Yes. The most common 2026 suspension or impression-throttling triggers are: late-shipment rate above ~10% sustained over 30 days, cancellation rate above ~5%, buyer-issue rate above ~5% (defects, wrong item, missing item), category-specific compliance failures (electrical, children’s, beauty SKUs without uploaded certificates), and IP / trademark violations. Most actions start as soft throttling — your impressions drop quietly before any formal warning lands. The performance benchmarks table shows the warning thresholds Temu typically uses; the practical fix is to monitor those metrics weekly, not at quarter-end. If you cross a warning line, pause your worst-performing SKUs immediately and respond to any open dispute inside 24 hours.

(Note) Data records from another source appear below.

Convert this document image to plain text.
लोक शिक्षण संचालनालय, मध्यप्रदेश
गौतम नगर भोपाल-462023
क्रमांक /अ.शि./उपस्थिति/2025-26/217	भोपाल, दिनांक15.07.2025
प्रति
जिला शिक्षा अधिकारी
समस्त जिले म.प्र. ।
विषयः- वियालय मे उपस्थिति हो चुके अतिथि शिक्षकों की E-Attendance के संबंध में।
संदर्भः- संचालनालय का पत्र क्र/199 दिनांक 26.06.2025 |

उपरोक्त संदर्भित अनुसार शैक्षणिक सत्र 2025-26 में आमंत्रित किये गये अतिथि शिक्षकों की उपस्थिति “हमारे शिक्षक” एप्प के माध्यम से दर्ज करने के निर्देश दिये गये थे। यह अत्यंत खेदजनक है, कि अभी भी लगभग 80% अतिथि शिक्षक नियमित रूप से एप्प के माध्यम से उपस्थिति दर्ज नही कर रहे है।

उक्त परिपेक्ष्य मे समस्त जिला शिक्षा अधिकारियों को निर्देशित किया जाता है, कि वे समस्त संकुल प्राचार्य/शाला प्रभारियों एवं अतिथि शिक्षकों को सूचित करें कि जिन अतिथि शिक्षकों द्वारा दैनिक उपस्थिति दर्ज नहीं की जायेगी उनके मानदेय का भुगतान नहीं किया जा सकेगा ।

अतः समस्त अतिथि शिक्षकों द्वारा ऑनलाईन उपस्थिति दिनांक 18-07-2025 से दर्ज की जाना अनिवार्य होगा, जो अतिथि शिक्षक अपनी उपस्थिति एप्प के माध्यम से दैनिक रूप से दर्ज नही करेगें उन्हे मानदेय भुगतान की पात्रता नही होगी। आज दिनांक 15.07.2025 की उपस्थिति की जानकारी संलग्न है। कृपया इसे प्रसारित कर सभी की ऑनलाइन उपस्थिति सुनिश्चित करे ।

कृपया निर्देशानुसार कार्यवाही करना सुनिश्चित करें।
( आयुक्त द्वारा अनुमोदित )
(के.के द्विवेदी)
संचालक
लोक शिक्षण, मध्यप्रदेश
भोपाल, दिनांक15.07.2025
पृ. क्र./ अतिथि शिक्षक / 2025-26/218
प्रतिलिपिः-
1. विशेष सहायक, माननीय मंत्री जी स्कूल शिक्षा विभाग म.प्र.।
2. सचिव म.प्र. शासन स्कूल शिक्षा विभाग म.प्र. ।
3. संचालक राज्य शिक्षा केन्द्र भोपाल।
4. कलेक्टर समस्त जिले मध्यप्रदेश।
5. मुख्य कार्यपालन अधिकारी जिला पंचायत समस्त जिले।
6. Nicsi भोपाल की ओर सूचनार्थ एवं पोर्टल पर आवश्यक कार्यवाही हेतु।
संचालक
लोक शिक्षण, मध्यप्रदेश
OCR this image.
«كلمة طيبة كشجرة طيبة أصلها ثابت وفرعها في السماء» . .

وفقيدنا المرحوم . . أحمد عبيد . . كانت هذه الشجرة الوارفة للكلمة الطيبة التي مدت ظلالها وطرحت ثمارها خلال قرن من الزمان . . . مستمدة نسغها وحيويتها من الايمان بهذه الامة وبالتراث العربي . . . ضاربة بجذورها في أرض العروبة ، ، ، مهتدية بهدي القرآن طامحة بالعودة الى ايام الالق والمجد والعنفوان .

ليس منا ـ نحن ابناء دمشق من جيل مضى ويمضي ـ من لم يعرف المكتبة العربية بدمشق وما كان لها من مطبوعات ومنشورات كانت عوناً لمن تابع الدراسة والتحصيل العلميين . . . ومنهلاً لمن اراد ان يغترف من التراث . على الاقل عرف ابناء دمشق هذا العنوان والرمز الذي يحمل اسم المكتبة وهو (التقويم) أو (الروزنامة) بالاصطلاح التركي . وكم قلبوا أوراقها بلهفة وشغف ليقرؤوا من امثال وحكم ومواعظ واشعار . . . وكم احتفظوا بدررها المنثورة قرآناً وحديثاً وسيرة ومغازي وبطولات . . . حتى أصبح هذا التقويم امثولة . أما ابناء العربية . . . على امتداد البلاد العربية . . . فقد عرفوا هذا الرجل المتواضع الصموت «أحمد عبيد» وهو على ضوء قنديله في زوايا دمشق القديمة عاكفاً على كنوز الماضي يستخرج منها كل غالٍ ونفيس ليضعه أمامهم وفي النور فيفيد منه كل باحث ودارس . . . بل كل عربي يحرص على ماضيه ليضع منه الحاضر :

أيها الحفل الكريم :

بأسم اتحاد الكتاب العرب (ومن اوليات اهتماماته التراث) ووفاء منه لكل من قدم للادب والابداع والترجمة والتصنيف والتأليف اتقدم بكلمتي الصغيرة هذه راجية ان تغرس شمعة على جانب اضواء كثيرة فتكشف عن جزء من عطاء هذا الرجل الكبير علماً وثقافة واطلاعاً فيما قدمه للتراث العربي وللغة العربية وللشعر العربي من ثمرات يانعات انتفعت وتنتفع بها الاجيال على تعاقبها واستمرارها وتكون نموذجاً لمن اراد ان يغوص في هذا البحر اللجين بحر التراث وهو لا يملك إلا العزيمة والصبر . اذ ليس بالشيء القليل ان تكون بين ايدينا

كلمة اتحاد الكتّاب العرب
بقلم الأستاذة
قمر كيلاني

In the first 4–6 weeks, Lightning Deals do most of the work — they’re how the algorithm gets the click and conversion data that ranks you organically. Boost (the paid-placement auction) is most efficient on already-validated SKUs, i.e. ones that organically converted at 3–5% from a Lightning Deal slot. Running Boost on a SKU that hasn’t cleared organic conversion is the most common way new sellers waste budget. By month 3–6, Boost typically becomes the dominant traffic lever (30–50% of GMV influence) — but the funnel into it is still Lightning Deals. Treat them as sequential stages of the same playbook, not alternatives.